The U.S. Third Circuit Court of Appeals in City of Roseville Employees’ Retirement System v. Horizon Lines, Inc., et al., Case No. 10-2788, on August 24, 2011, in a 2-to-1 decision, read opinion here, affirmed the District Court’s granting of defendants’ motion to dismiss all claims against corporate defendants and five officers and directors for securities fraud under the heightened pleading rules codified in the Private Securities Litigation Reform Act (the “PSLRA”). The majority substantively agreed with the District Court’s resolution of the defendants’ motion to dismiss, preferring to not “retrace all of the ground the Court so ably covered….”
This summary was prepared by Kevin F. Brady of Connolly Bove Lodge & Hutz LLP.
The Court of Appeals noted that the PSLRA places “a weighty burden on plaintiffs” to plead sufficient facts, when viewed in their totality, to raise a strong inference of scienter.

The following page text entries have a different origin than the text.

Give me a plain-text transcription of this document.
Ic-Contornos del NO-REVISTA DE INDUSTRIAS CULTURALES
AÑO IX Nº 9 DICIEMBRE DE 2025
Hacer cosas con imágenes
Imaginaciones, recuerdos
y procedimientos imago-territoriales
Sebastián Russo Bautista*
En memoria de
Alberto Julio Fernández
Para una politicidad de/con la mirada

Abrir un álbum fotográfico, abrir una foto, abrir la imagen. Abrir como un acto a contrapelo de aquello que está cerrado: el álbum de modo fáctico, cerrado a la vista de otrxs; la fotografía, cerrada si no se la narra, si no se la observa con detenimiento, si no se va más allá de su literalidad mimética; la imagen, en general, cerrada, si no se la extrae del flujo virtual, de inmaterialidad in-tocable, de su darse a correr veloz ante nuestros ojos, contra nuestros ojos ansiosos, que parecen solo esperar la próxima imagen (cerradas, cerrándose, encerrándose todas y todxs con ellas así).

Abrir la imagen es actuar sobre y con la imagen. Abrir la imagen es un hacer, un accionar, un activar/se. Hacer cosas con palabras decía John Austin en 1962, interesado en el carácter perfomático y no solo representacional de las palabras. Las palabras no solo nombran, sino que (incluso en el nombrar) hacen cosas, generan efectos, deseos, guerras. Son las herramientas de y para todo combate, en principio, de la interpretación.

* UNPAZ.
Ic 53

The District Court applied the Fifth Circuit’s approach in Southland Securities Corp. v. INSpire Insurance Solutions, Inc., 365 F.3d 353, 366 (5th Cir. 2004), in which the court recognized that statements of executive officers may be attributed to a corporation when they are “made pursuant to their positions of authority within the company.” But with respect to whether a corporation had the scienter to make the statements, the Fifth Circuit held that it [is] appropriate to look to the state of mind of the individual corporate official or officials who make or issue the statement . . . rather than generally to the collective knowledge of all the corporation’s officers and employees acquired in the course of their employment. Id. Because the District Court found that there was no individual at Horizon who made actionable statements with scienter, the District Court concluded and the Court of Appeals agreed that the plaintiff had not pled scienter against Horizon.
On appeal, the plaintiff argued that it could successfully plead scienter against the corporation without successfully pleading a claim against any individual. The Court of Appeals, however, did not reach that argument, noting that “[e]ven if, however, it were possible to plead scienter against a corporation without pleading scienter against an individual, the facts alleged here would not survive a motion to dismiss.”

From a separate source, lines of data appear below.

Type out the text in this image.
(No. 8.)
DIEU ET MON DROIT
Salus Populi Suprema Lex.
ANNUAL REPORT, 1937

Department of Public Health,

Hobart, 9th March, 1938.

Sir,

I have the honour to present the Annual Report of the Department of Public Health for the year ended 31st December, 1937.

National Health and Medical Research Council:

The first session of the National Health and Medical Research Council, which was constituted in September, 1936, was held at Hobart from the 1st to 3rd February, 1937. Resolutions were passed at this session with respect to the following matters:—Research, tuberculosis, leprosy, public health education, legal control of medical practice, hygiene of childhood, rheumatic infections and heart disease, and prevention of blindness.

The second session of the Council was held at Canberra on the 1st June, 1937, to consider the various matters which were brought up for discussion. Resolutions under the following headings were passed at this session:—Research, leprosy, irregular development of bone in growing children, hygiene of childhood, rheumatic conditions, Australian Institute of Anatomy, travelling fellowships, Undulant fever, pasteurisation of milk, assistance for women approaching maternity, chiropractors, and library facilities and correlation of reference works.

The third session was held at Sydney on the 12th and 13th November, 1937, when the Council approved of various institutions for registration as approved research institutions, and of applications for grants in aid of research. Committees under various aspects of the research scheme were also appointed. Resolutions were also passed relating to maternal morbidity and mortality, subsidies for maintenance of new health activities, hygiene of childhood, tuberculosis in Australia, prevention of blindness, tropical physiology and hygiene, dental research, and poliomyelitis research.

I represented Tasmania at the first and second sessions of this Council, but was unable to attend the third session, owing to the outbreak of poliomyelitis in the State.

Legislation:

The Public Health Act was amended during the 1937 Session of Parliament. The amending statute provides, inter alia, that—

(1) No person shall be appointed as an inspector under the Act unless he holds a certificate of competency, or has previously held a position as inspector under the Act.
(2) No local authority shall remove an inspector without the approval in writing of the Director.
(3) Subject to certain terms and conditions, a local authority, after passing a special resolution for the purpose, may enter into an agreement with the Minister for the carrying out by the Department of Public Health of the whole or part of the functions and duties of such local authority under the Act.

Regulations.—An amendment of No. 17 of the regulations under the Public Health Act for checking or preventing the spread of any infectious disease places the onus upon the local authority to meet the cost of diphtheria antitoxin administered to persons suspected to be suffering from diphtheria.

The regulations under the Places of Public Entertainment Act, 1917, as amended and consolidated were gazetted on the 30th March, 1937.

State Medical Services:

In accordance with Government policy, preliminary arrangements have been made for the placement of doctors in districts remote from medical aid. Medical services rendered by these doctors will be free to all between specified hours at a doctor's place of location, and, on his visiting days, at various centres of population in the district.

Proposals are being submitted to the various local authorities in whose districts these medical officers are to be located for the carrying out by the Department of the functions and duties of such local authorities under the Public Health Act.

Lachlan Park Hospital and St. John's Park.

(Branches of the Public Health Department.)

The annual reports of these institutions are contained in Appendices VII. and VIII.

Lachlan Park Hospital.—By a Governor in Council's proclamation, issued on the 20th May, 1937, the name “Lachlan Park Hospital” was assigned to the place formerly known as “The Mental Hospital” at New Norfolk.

In his dissent, Judge Ambro preferred to follow the Court of Appeals for the Sixth Circuit that “reviewing each allegation individually before reviewing them holistically risks losing the forest for the trees.” Frank v. Dana Corp., 2011 WL 2020717, at *5 (6th Cir. May 25, 2011). He noted, for example, that the Puerto Rico market was a significant portion of Horizon’s business, that the conspiracy went on for six years, and that Horizon had an IPO during this period, which would have required senior management to take a close look at the company’s finances. As a result, Judge Ambro concluded that “the Amended Complaint pled sufficient facts to raise a strong inference that the senior executives acted with scienter when they made material false statements, and thus that there were sufficient allegations of Horizon’s scienter, as well.”

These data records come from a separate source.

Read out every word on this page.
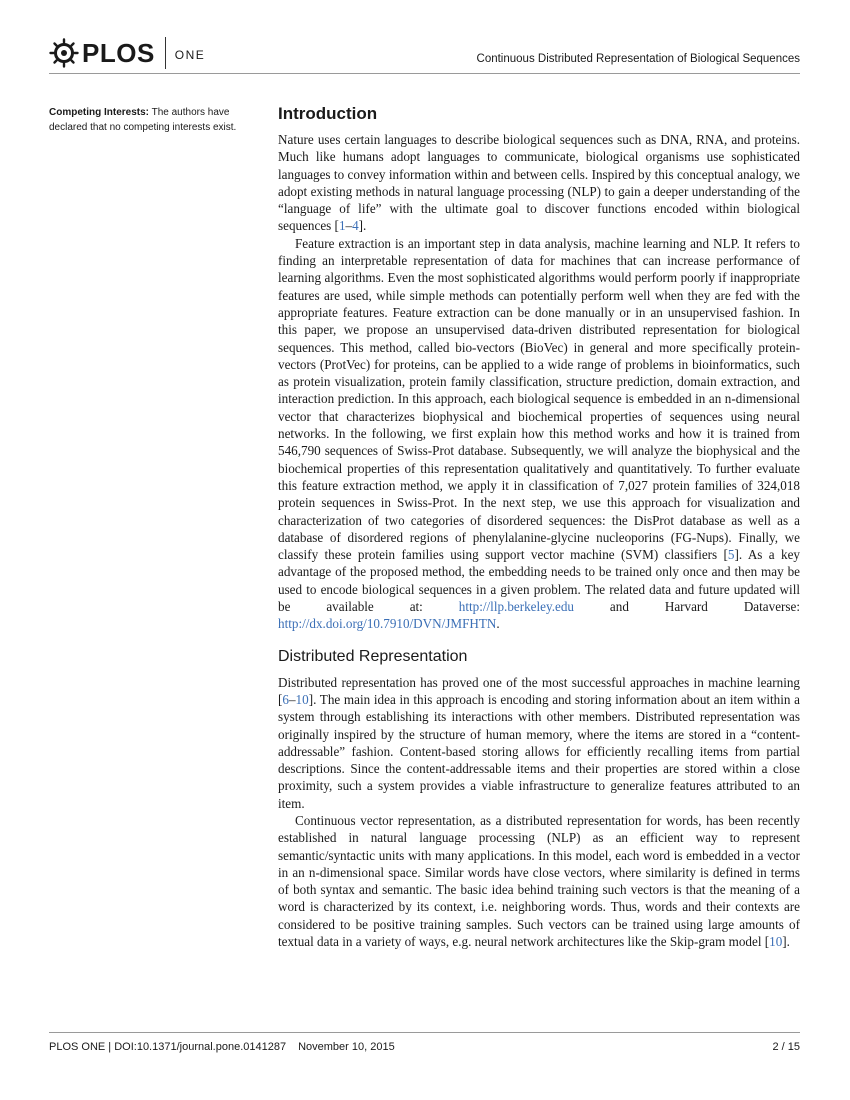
PLOS ONE	Continuous Distributed Representation of Biological Sequences
Competing Interests: The authors have declared that no competing interests exist.
Introduction

Nature uses certain languages to describe biological sequences such as DNA, RNA, and proteins. Much like humans adopt languages to communicate, biological organisms use sophisticated languages to convey information within and between cells. Inspired by this conceptual analogy, we adopt existing methods in natural language processing (NLP) to gain a deeper understanding of the “language of life” with the ultimate goal to discover functions encoded within biological sequences [1–4].

Feature extraction is an important step in data analysis, machine learning and NLP. It refers to finding an interpretable representation of data for machines that can increase performance of learning algorithms. Even the most sophisticated algorithms would perform poorly if inappropriate features are used, while simple methods can potentially perform well when they are fed with the appropriate features. Feature extraction can be done manually or in an unsupervised fashion. In this paper, we propose an unsupervised data-driven distributed representation for biological sequences. This method, called bio-vectors (BioVec) in general and more specifically protein-vectors (ProtVec) for proteins, can be applied to a wide range of problems in bioinformatics, such as protein visualization, protein family classification, structure prediction, domain extraction, and interaction prediction. In this approach, each biological sequence is embedded in an n-dimensional vector that characterizes biophysical and biochemical properties of sequences using neural networks. In the following, we first explain how this method works and how it is trained from 546,790 sequences of Swiss-Prot database. Subsequently, we will analyze the biophysical and the biochemical properties of this representation qualitatively and quantitatively. To further evaluate this feature extraction method, we apply it in classification of 7,027 protein families of 324,018 protein sequences in Swiss-Prot. In the next step, we use this approach for visualization and characterization of two categories of disordered sequences: the DisProt database as well as a database of disordered regions of phenylalanine-glycine nucleoporins (FG-Nups). Finally, we classify these protein families using support vector machine (SVM) classifiers [5]. As a key advantage of the proposed method, the embedding needs to be trained only once and then may be used to encode biological sequences in a given problem. The related data and future updated will be available at: http://llp.berkeley.edu and Harvard Dataverse: http://dx.doi.org/10.7910/DVN/JMFHTN.

Distributed Representation

Distributed representation has proved one of the most successful approaches in machine learning [6–10]. The main idea in this approach is encoding and storing information about an item within a system through establishing its interactions with other members. Distributed representation was originally inspired by the structure of human memory, where the items are stored in a “content-addressable” fashion. Content-based storing allows for efficiently recalling items from partial descriptions. Since the content-addressable items and their properties are stored within a close proximity, such a system provides a viable infrastructure to generalize features attributed to an item.

Continuous vector representation, as a distributed representation for words, has been recently established in natural language processing (NLP) as an efficient way to represent semantic/syntactic units with many applications. In this model, each word is embedded in a vector in an n-dimensional space. Similar words have close vectors, where similarity is defined in terms of both syntax and semantic. The basic idea behind training such vectors is that the meaning of a word is characterized by its context, i.e. neighboring words. Thus, words and their contexts are considered to be positive training samples. Such vectors can be trained using large amounts of textual data in a variety of ways, e.g. neural network architectures like the Skip-gram model [10].

PLOS ONE | DOI:10.1371/journal.pone.0141287 November 10, 2015	2 / 15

Finally, the majority noted that:
The dissent focuses not on the District Court’s analysis of each of these allegations but rather on the brevity of the Court’s explicit discussion of the totality of the facts related to scienter. That specific section of the Court’s opinion was brief, but it followed a lengthy discussion as to why each scienter-related allegation added little, if anything, to plaintiff’s side of the scienter scale. The Court did not need to explain at length that the total weight of these allegations was also scant. To put it succinctly, it does not take much to explain that zero plus zero equals zero.